U.S. Supreme Court
High Court Accepts Gitmo Appeals
Posted Jun 29, 2007 11:22 AM CST
By Debra Cassens Weiss
Updated: The U.S. Supreme Court has reversed course and agreed to decide whether Guantanamo detainees may challenge their detention in federal court.
The two cases raise a basic question, David J. Savage writes in the May 2007 ABA Journal story, “The Reach of the Writ”: Is habeas corpus protection limited to American citizens and to U.S. territory?
SCOTUSblog calls the court’s cert grant today “a startling turn of events.” The court had denied review of the cases on April 2.
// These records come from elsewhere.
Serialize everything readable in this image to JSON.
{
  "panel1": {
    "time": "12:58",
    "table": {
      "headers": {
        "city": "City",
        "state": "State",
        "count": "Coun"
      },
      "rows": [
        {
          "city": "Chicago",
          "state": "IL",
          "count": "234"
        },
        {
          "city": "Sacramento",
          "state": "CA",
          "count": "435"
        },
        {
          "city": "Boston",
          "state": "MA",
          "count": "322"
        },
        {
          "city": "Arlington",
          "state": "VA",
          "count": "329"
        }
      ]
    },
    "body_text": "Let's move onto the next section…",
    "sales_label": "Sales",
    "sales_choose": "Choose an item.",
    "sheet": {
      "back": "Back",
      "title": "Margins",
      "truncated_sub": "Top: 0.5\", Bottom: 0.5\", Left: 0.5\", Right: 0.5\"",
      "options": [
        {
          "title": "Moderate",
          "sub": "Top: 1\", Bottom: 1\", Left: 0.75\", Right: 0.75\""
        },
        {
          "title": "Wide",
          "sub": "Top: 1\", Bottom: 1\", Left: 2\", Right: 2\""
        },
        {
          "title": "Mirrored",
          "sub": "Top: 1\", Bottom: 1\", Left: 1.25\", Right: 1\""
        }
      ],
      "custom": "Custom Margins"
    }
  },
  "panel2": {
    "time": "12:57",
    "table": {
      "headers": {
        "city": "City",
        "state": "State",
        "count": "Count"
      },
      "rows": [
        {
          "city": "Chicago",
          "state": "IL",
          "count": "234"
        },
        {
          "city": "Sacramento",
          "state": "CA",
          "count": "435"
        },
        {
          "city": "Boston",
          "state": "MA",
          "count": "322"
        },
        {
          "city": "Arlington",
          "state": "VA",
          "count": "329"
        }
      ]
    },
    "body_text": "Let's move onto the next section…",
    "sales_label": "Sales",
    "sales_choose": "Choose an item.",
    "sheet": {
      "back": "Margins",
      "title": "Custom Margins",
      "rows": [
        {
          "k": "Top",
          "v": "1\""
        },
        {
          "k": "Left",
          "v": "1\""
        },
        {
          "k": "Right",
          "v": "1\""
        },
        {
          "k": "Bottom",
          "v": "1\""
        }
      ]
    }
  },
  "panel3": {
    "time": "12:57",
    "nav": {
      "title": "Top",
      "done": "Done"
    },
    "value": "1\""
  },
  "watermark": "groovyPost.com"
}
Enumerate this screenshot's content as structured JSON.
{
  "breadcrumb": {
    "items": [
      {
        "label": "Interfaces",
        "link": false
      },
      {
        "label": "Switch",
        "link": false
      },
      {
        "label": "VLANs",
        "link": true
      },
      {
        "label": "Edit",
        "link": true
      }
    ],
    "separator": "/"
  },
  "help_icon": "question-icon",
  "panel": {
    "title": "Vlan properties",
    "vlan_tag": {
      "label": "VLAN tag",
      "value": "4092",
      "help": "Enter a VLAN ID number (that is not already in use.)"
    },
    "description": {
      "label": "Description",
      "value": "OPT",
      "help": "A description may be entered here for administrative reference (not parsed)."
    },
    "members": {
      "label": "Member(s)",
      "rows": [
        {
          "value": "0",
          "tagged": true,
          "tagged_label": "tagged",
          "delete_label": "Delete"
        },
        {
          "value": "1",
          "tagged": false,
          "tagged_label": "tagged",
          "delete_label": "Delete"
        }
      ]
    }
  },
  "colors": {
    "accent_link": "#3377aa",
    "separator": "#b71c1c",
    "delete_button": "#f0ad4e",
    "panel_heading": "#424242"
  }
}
But two of the three justices who dissented from the April 2 cert rejection hinted that the court would reconsider at a later date, the Washington Post reports in an April 3 story. John Paul Stevens and Anthony M. Kennedy both indicated the cases could be reviewed after detainees exhaust other legal measures.
The votes of four justices are needed to an original cert petition, but five votes are needed to accept a motion for reconsideration, Bloomberg News says. It called the court's cert flip-flop the first in recent memory.
Today’s order requests new briefs in the case after the U.S. Court of Appeals for the D.C. Circuit rules on the judicial review process under the Detainee Treatment Act of 2005. The law permits foreign-born military prisoners to seek a review of their cases in the D.C. Circuit.
Detainees want the appeals court to allow a broad inquiry that considers the accuracy and sufficiency of the evidence against them, Associated Press reports.
Last week, detainee lawyers filed a statement describing the administration-backed review process as inadequate, according to AP.
The cases are Boumediene v. Bush, No. 06-1195, and Al Odah v. United States, No. 06-1196.